Acqua. Ok dalla giunta di Capaci ad Amap, Carini decide oggi, Montelepre “in attesa”

E’ corsa contro il tempo per i Comuni dell’ex Aps chiamati ad aderire ufficialmete ad Amap che finora ha gestito il servizio idrico in diversi paesi della provincia. La municipalizzata di Palermo ha recapitato ieri l’avviso di interruzione dell’erogazione dell’acqua fissata per lunedì 15 febbraio. Per questa data infatti la presidente dell’Amap, Maria Prestigiacomo, ha comunicato che «non proseguiremo la gestione provvisoria del servizio idrico nei Comuni che non avranno adottato la delibera di affidamento definitivo per la durata di 30 anni». Una presa di posizione non condivisa dall’amministrazione e dal consiglio comunale di Montelepre che hanno chiesto alla società un proroga di ulteriori sei mesi per decidere sul futuro dell’acqua, anche perché il quadro è ancora incerto pure alla Regione.

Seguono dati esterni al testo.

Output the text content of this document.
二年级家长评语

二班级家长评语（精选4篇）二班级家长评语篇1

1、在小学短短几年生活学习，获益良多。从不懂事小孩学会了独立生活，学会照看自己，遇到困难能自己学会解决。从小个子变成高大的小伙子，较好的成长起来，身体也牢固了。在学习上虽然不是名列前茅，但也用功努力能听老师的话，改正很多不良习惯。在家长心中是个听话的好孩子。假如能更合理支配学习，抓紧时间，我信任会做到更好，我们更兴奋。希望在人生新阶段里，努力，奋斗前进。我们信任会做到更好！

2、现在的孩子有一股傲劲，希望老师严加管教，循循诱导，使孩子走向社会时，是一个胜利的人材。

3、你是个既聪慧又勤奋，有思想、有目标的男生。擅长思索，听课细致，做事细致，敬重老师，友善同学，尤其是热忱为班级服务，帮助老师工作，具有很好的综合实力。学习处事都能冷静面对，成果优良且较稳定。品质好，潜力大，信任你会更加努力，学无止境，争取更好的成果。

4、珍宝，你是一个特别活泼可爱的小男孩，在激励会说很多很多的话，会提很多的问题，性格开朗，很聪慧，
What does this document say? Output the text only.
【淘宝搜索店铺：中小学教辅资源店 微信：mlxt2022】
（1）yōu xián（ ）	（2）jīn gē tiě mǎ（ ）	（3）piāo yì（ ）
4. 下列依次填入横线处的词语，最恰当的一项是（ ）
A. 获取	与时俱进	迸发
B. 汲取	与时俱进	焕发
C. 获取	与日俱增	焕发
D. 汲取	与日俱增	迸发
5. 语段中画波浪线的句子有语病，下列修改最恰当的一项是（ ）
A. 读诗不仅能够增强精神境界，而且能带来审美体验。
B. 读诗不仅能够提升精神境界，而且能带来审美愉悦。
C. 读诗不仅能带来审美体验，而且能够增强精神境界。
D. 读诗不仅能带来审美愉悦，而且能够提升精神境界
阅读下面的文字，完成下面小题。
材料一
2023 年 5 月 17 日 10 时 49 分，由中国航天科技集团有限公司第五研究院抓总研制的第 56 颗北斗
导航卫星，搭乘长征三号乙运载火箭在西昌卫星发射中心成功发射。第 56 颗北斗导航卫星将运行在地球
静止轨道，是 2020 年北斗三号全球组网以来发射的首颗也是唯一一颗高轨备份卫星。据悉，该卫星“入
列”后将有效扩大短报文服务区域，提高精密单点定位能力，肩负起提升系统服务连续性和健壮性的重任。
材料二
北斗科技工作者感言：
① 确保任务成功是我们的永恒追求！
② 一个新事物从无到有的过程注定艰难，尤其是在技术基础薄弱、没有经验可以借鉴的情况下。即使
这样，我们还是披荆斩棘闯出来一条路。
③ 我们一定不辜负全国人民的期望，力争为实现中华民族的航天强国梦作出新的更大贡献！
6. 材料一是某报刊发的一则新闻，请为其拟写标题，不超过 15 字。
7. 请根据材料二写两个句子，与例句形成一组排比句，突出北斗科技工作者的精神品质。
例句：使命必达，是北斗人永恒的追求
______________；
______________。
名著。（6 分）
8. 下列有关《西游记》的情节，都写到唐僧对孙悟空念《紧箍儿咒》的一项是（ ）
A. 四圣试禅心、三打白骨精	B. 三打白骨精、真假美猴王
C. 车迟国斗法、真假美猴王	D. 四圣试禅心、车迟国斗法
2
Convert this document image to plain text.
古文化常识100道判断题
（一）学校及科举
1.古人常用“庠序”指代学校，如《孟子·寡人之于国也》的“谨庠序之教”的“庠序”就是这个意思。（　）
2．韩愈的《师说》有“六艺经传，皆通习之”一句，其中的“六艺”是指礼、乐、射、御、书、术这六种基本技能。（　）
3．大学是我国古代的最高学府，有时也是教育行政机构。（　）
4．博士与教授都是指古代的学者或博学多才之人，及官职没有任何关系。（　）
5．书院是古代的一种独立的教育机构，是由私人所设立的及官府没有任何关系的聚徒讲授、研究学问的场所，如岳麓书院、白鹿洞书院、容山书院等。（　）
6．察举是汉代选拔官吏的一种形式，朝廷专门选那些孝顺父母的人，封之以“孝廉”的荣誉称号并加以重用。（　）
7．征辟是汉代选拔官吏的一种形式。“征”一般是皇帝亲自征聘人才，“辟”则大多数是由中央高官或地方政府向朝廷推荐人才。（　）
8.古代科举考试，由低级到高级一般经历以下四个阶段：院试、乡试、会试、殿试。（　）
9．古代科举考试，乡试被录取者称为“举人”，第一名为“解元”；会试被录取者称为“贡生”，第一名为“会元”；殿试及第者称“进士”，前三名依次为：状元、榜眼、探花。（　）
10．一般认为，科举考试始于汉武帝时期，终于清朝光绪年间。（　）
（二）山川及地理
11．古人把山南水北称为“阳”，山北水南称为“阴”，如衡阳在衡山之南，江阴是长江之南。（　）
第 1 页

Se da Amap dovesse arrivare un diniego, il sindaco Crisci intende gestire direttamente il servizio idrico. E mentre Montelepre è pronta ad alzare le barricate, a Capaci la giunta Napoli ha deliberato per l’adesione alla società palermitana, acquisendo al momento una quota sociale. L’ultima parola spetta però al consiglio comunale, che dovrebbe riunirsi entro questa settimana. A Carini l’assise civica è convocata invece per oggi. Nessuna notizia ufficiale dall’amministrazione di Partinico che sarebbe in attesa della relazione degli uffici per esprimersi. La presidente dell’Amap, Maria Prestigiacomo, sottolinea di «aver sollecitato più volte i sindaci e di essere andata finora incontro alle esigenze dei Comuni, ma i tempi sono stretti: il 31 marzo scade l’ultima proroga» e pare che non ce ne saranno altre.